In the case at bar all contingencies have not yet been determined, and it is not now possible to know who will be entitled to this quarter portion of the remainder of the estate. The testator Douglass clearly intended that determination of the donees be at the time of the widow’s death. Robert Douglass may or may not then be living. Which of the children of Robert or Edwin will survive? Sarah M. Crone, the cousin, may not outlive Mrs. Douglass, and she is plainly not entitled to share unless she does. The testator was interested in Sarah Crone as an apparently favored cousin. He did not intend to favor her heirs. Beyond all this, there may be other children born to testator’s surviving brother who will be entitled to share if born, and if they survive the widow.
The opinions of our court contained in the Maine Reports, as well as the opinions of courts in other jurisdictions, clearly demonstrate that there is no plain legal highway through this ever growing forest of individual wills. Each will filed is a new “tree,” and where it shall be placed depends on the testator’s desires as expressed in his last will and testament. This court, like all courts, must recognize former decisions as a partially blazed trail that can only indicate the general direction to reach the “destination” of testator’s will and wishes. If the will to be construed does not violate some positive rule of law, the intentions of the testator must prevail; and when one considers the differences as well as the similarities in sane human minds, with their capacities for reasonable or unreasonable wishes, likes, dislikes, hopes and fears, it should be understood that no fixed and definite path can be found for all.
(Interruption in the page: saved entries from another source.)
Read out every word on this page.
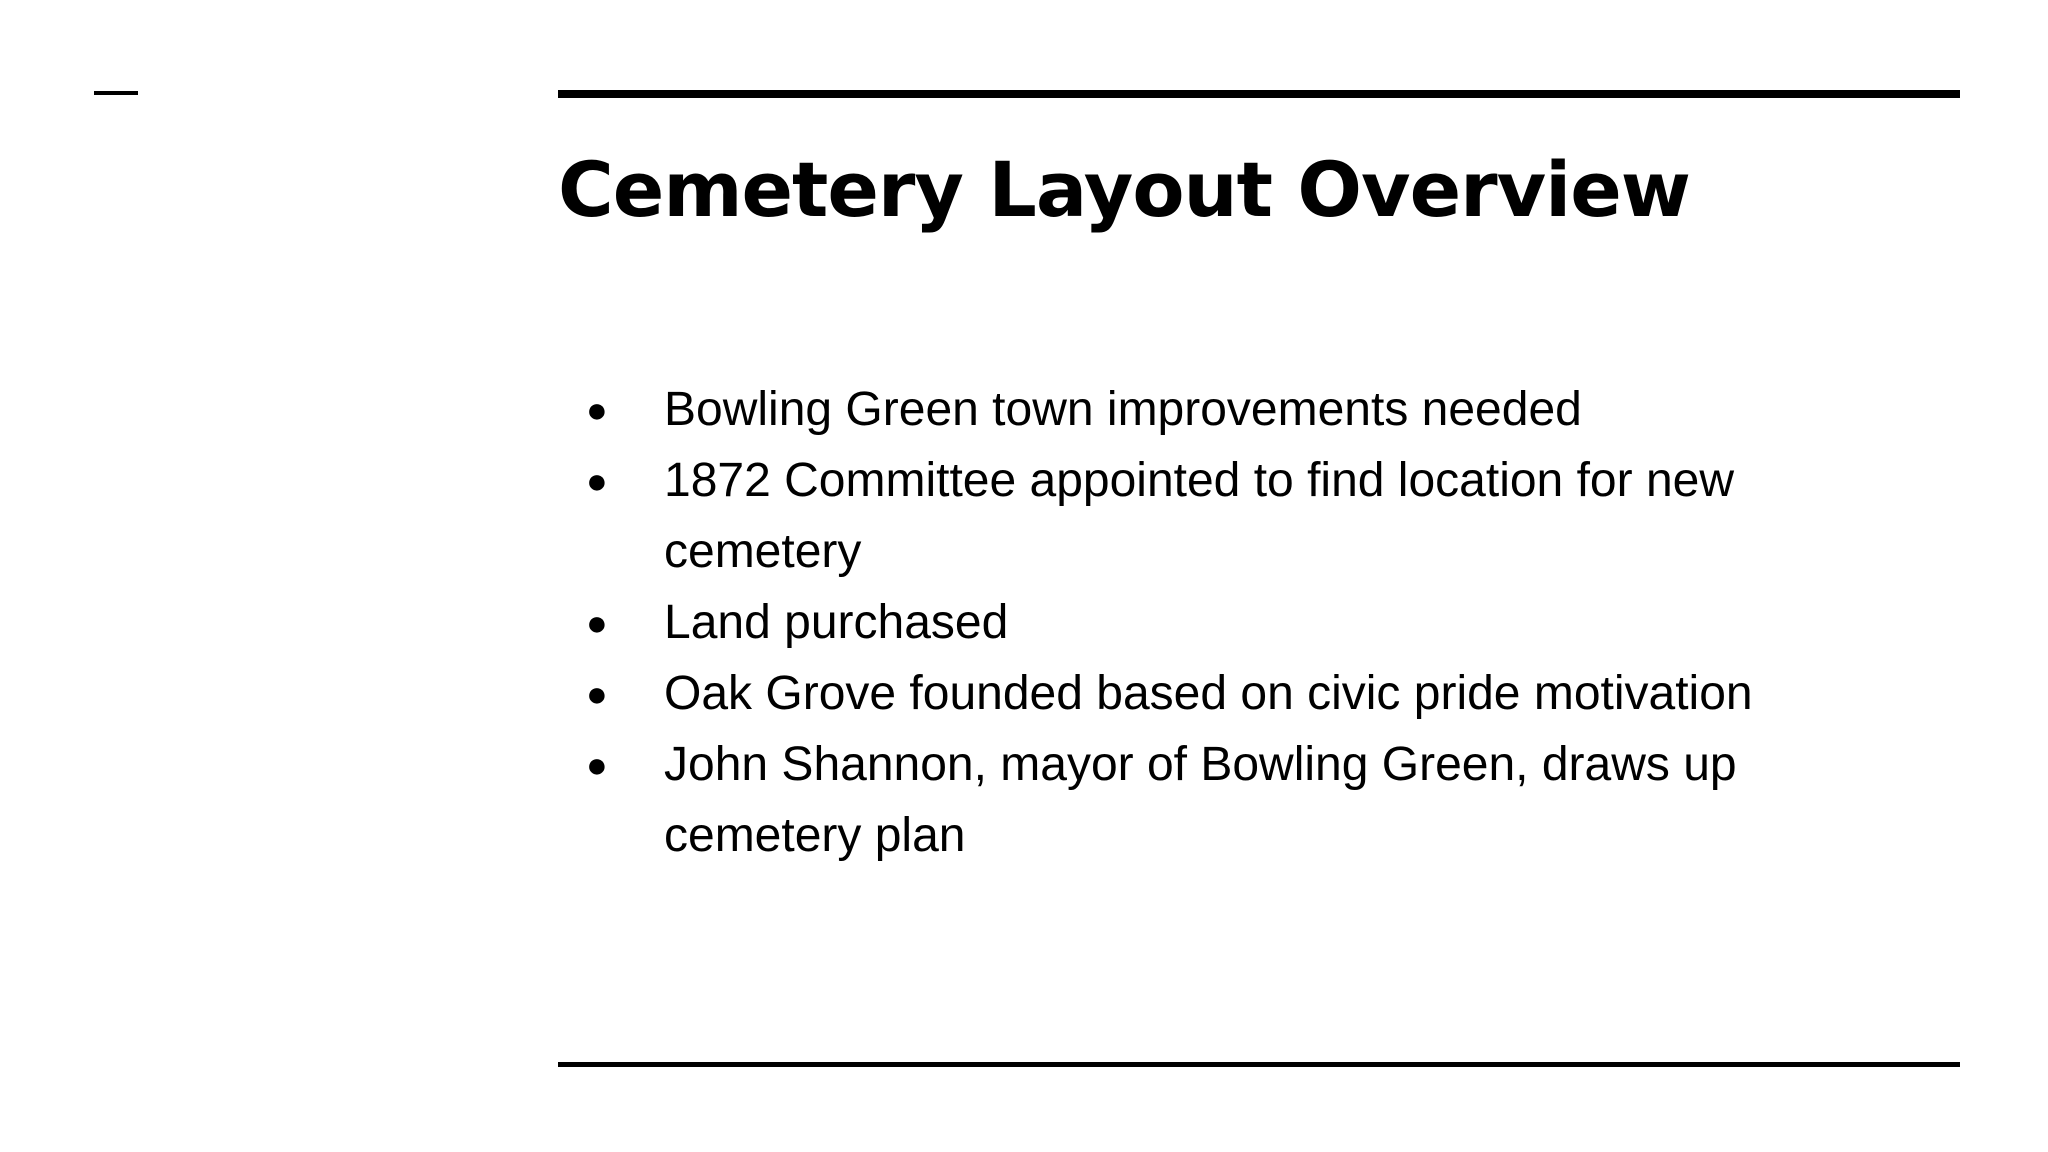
Cemetery Layout Overview
● Bowling Green town improvements needed
● 1872 Committee appointed to find location for new cemetery
● Land purchased
● Oak Grove founded based on civic pride motivation
● John Shannon, mayor of Bowling Green, draws up cemetery plan
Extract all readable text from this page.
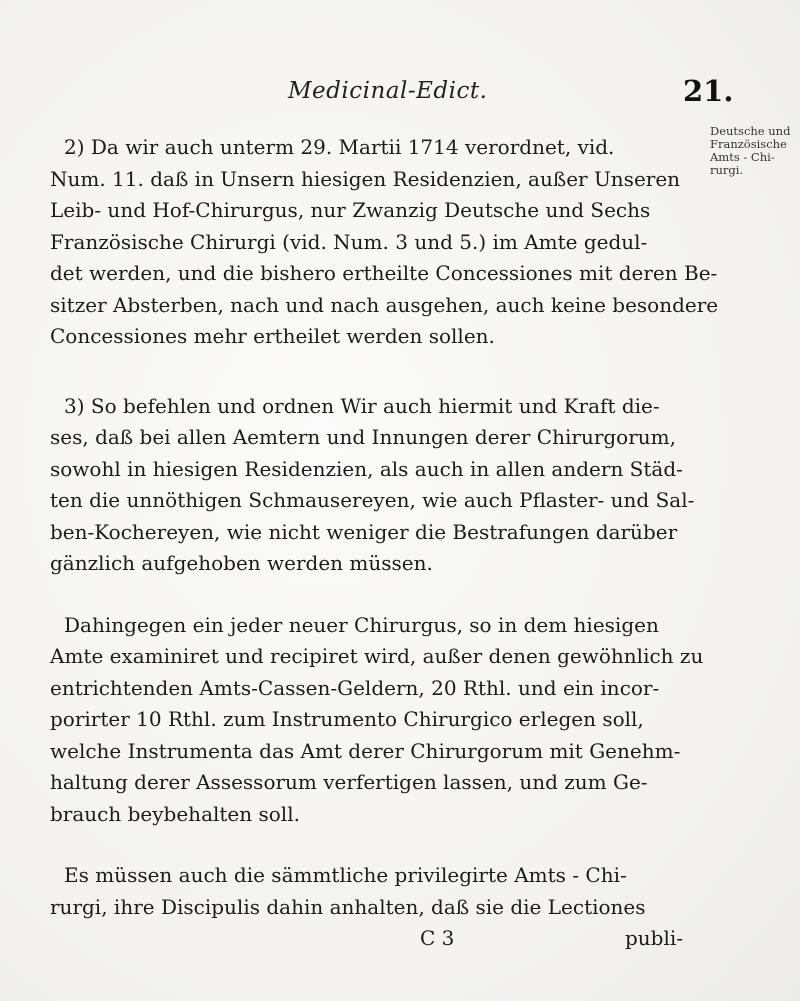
Medicinal-Edict.	21.
Deutsche und
Französische
Amts - Chi-
rurgi.
2) Da wir auch unterm 29. Martii 1714 verordnet, vid.
Num. 11. daß in Unsern hiesigen Residenzien, außer Unseren
Leib- und Hof-Chirurgus, nur Zwanzig Deutsche und Sechs
Französische Chirurgi (vid. Num. 3 und 5.) im Amte gedul-
det werden, und die bishero ertheilte Concessiones mit deren Be-
sitzer Absterben, nach und nach ausgehen, auch keine besondere
Concessiones mehr ertheilet werden sollen.
3) So befehlen und ordnen Wir auch hiermit und Kraft die-
ses, daß bei allen Aemtern und Innungen derer Chirurgorum,
sowohl in hiesigen Residenzien, als auch in allen andern Städ-
ten die unnöthigen Schmausereyen, wie auch Pflaster- und Sal-
ben-Kochereyen, wie nicht weniger die Bestrafungen darüber
gänzlich aufgehoben werden müssen.
Dahingegen ein jeder neuer Chirurgus, so in dem hiesigen
Amte examiniret und recipiret wird, außer denen gewöhnlich zu
entrichtenden Amts-Cassen-Geldern, 20 Rthl. und ein incor-
porirter 10 Rthl. zum Instrumento Chirurgico erlegen soll,
welche Instrumenta das Amt derer Chirurgorum mit Genehm-
haltung derer Assessorum verfertigen lassen, und zum Ge-
brauch beybehalten soll.
Es müssen auch die sämmtliche privilegirte Amts - Chi-
rurgi, ihre Discipulis dahin anhalten, daß sie die Lectiones
C 3	publi-
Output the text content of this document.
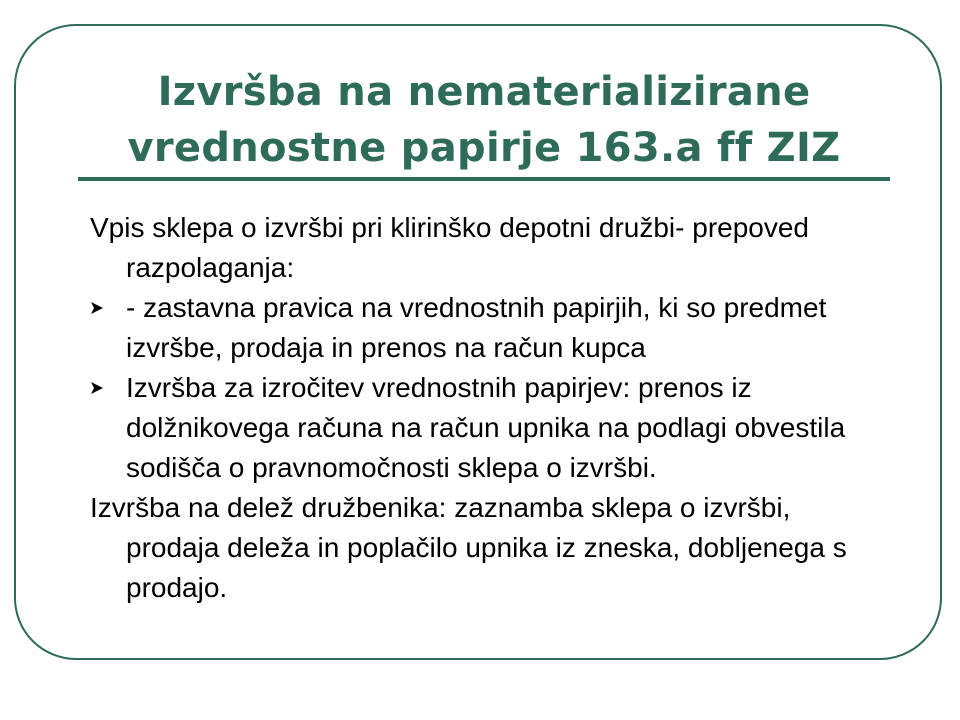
Izvršba na nematerializirane
vrednostne papirje 163.a ff ZIZ

Vpis sklepa o izvršbi pri klirinško depotni družbi- prepoved razpolaganja:

- zastavna pravica na vrednostnih papirjih, ki so predmet izvršbe, prodaja in prenos na račun kupca
Izvršba za izročitev vrednostnih papirjev: prenos iz dolžnikovega računa na račun upnika na podlagi obvestila sodišča o pravnomočnosti sklepa o izvršbi.

Izvršba na delež družbenika: zaznamba sklepa o izvršbi, prodaja deleža in poplačilo upnika iz zneska, dobljenega s prodajo.
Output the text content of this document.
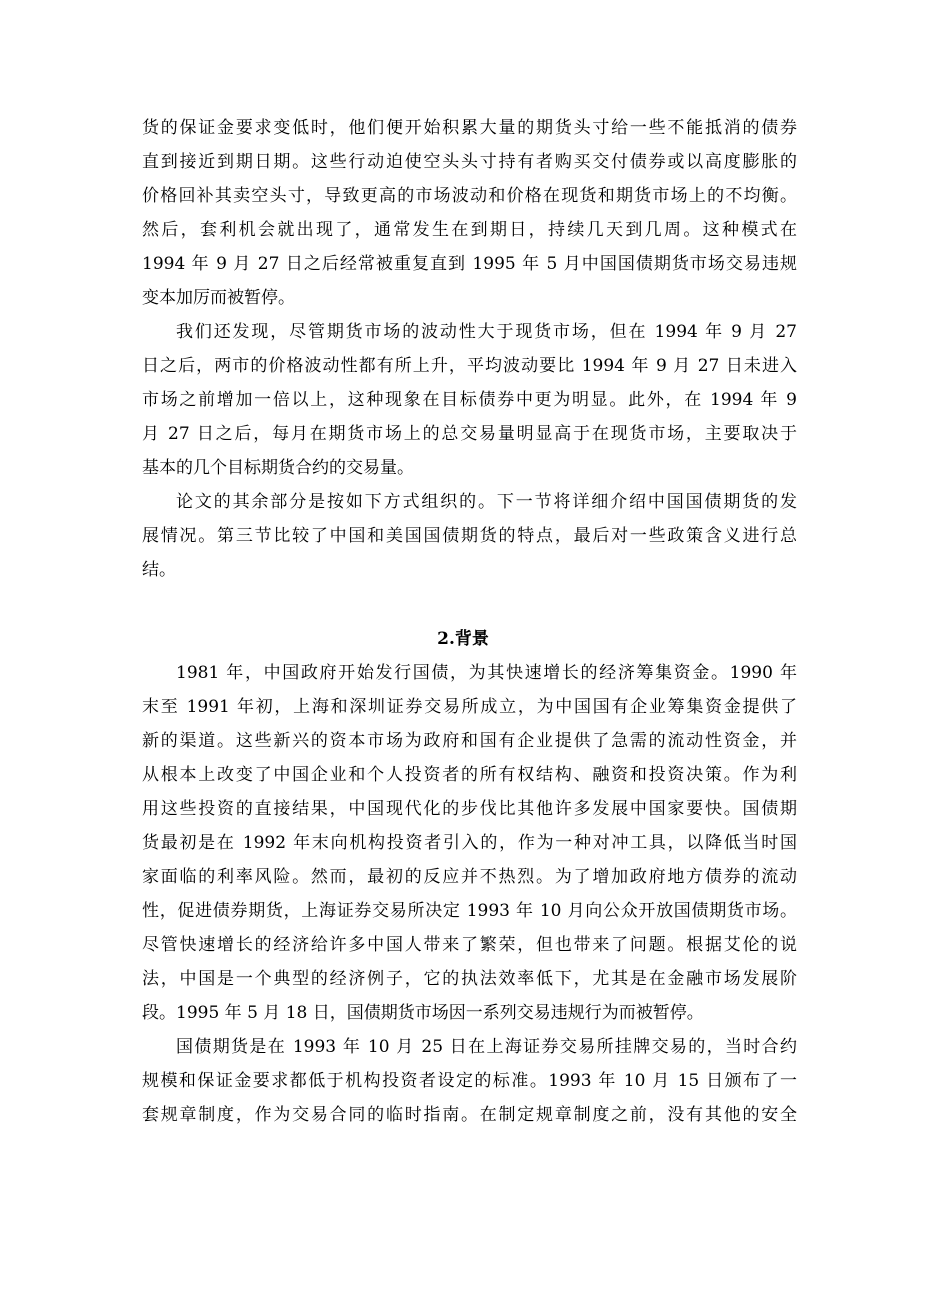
货的保证金要求变低时，他们便开始积累大量的期货头寸给一些不能抵消的债券
直到接近到期日期。这些行动迫使空头头寸持有者购买交付债券或以高度膨胀的
价格回补其卖空头寸，导致更高的市场波动和价格在现货和期货市场上的不均衡。
然后，套利机会就出现了，通常发生在到期日，持续几天到几周。这种模式在
1994 年 9 月 27 日之后经常被重复直到 1995 年 5 月中国国债期货市场交易违规
变本加厉而被暂停。
我们还发现，尽管期货市场的波动性大于现货市场，但在 1994 年 9 月 27
日之后，两市的价格波动性都有所上升，平均波动要比 1994 年 9 月 27 日未进入
市场之前增加一倍以上，这种现象在目标债券中更为明显。此外，在 1994 年 9
月 27 日之后，每月在期货市场上的总交易量明显高于在现货市场，主要取决于
基本的几个目标期货合约的交易量。
论文的其余部分是按如下方式组织的。下一节将详细介绍中国国债期货的发
展情况。第三节比较了中国和美国国债期货的特点，最后对一些政策含义进行总
结。
2.背景
1981 年，中国政府开始发行国债，为其快速增长的经济筹集资金。1990 年
末至 1991 年初，上海和深圳证券交易所成立，为中国国有企业筹集资金提供了
新的渠道。这些新兴的资本市场为政府和国有企业提供了急需的流动性资金，并
从根本上改变了中国企业和个人投资者的所有权结构、融资和投资决策。作为利
用这些投资的直接结果，中国现代化的步伐比其他许多发展中国家要快。国债期
货最初是在 1992 年末向机构投资者引入的，作为一种对冲工具，以降低当时国
家面临的利率风险。然而，最初的反应并不热烈。为了增加政府地方债券的流动
性，促进债券期货，上海证券交易所决定 1993 年 10 月向公众开放国债期货市场。
尽管快速增长的经济给许多中国人带来了繁荣，但也带来了问题。根据艾伦的说
法，中国是一个典型的经济例子，它的执法效率低下，尤其是在金融市场发展阶
段。1995 年 5 月 18 日，国债期货市场因一系列交易违规行为而被暂停。
国债期货是在 1993 年 10 月 25 日在上海证券交易所挂牌交易的，当时合约
规模和保证金要求都低于机构投资者设定的标准。1993 年 10 月 15 日颁布了一
套规章制度，作为交易合同的临时指南。在制定规章制度之前，没有其他的安全
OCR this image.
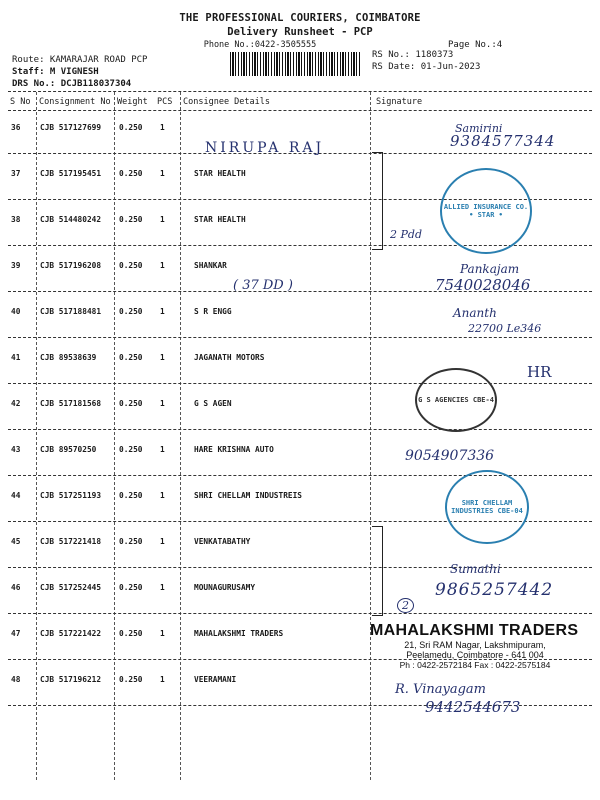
THE PROFESSIONAL COURIERS, COIMBATORE
Delivery Runsheet - PCP
Phone No.:0422-3505555	Page No.:4
Route: KAMARAJAR ROAD PCP
Staff: M VIGNESH
DRS No.: DCJB118037304
RS No.: 1180373
RS Date: 01-Jun-2023
S No Consignment No Weight PCS Consignee Details	Signature
36	CJB 517127699 0.250 1
37	CJB 517195451 0.250 1	STAR HEALTH
38	CJB 514480242 0.250 1	STAR HEALTH
39	CJB 517196208 0.250 1	SHANKAR
40	CJB 517188481 0.250 1	S R ENGG
41	CJB 89538639	0.250 1	JAGANATH MOTORS
42	CJB 517181568 0.250 1	G S AGEN
43	CJB 89570250	0.250 1	HARE KRISHNA AUTO
44	CJB 517251193 0.250 1	SHRI CHELLAM INDUSTREIS
45	CJB 517221418 0.250 1	VENKATABATHY
46	CJB 517252445 0.250 1	MOUNAGURUSAMY
47	CJB 517221422 0.250 1	MAHALAKSHMI TRADERS
48	CJB 517196212 0.250 1	VEERAMANI
NIRUPA RAJ
Samirini
9384577344
2 Pdd
ALLIED INSURANCE CO. • STAR •
( 37 DD )
Pankajam
7540028046
Ananth
22700 Le346
HR
G S AGENCIES CBE-4
9054907336
SHRI CHELLAM INDUSTRIES CBE-04
Sumathi
9865257442
2
MAHALAKSHMI TRADERS
21, Sri RAM Nagar, Lakshmipuram,
Peelamedu, Coimbatore - 641 004
Ph : 0422-2572184 Fax : 0422-2575184
R. Vinayagam
9442544673
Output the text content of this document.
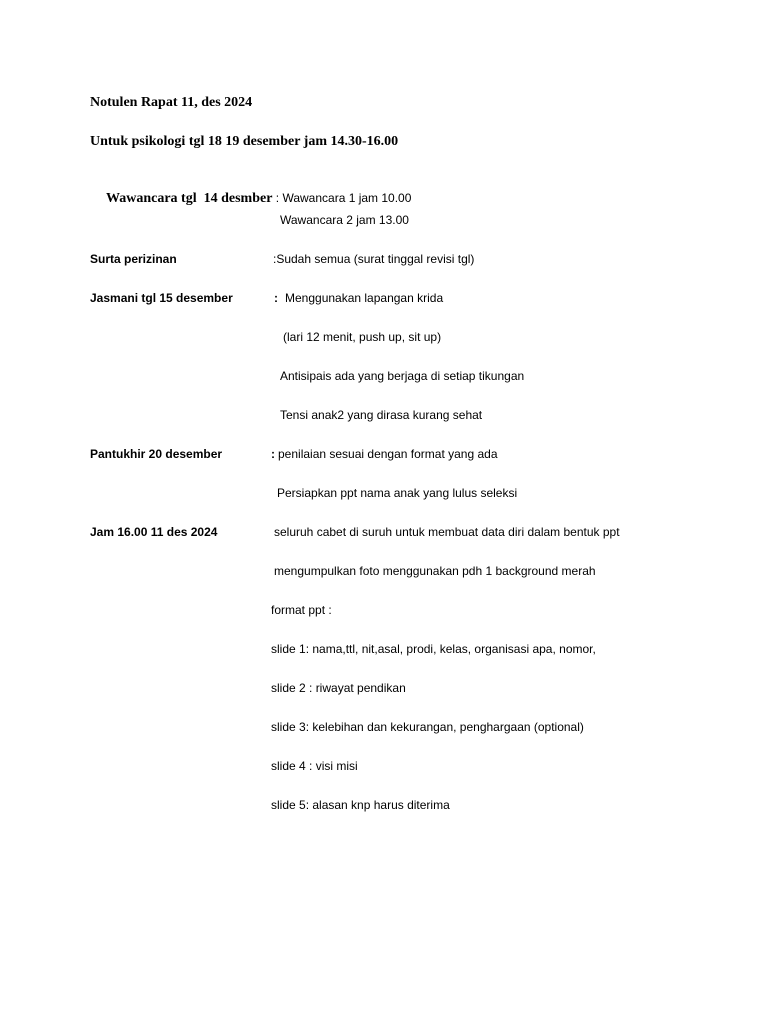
Notulen Rapat 11, des 2024
Untuk psikologi tgl 18 19 desember jam 14.30-16.00

Wawancara tgl  14 desmber : Wawancara 1 jam 10.00

Wawancara 2 jam 13.00
Surta perizinan	:Sudah semua (surat tinggal revisi tgl)
Jasmani tgl 15 desember	: Menggunakan lapangan krida
(lari 12 menit, push up, sit up)
Antisipais ada yang berjaga di setiap tikungan
Tensi anak2 yang dirasa kurang sehat
Pantukhir 20 desember	: penilaian sesuai dengan format yang ada
Persiapkan ppt nama anak yang lulus seleksi
Jam 16.00 11 des 2024	seluruh cabet di suruh untuk membuat data diri dalam bentuk ppt
mengumpulkan foto menggunakan pdh 1 background merah
format ppt :
slide 1: nama,ttl, nit,asal, prodi, kelas, organisasi apa, nomor,
slide 2 : riwayat pendikan
slide 3: kelebihan dan kekurangan, penghargaan (optional)
slide 4 : visi misi
slide 5: alasan knp harus diterima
Some wills must necessarily be, and often are, outside the common and ordinary pathway.
“No two testators are situated precisely the same, and it is both unsafe and unjust to interpret the will of one man by the dubious light afforded by the will of another.” Bradbury v. Jackson, 97 Me. 449, 456; 54 A. 1068, 1070.
Our study of the record convinces us that we must hold under the terms of the will, that the waiver by the widow filed in this estate of Henry Beaman Douglass did not accelerate distribution. The trust should be set up to continue during the life of the widow for the benefit of the brother surviving, the children of brothers, and the cousin.
The questions submitted, in the various and able briefs of counsel for the parties, show that doubts might well arise as to construction of this will. It is therefore proper that costs, including reasonable counsel fees should be allowed the parties by the single justice, with the exception of the widow who has waived her interest in the will.
Decree to be made by sitting justice in accordance with this opinion.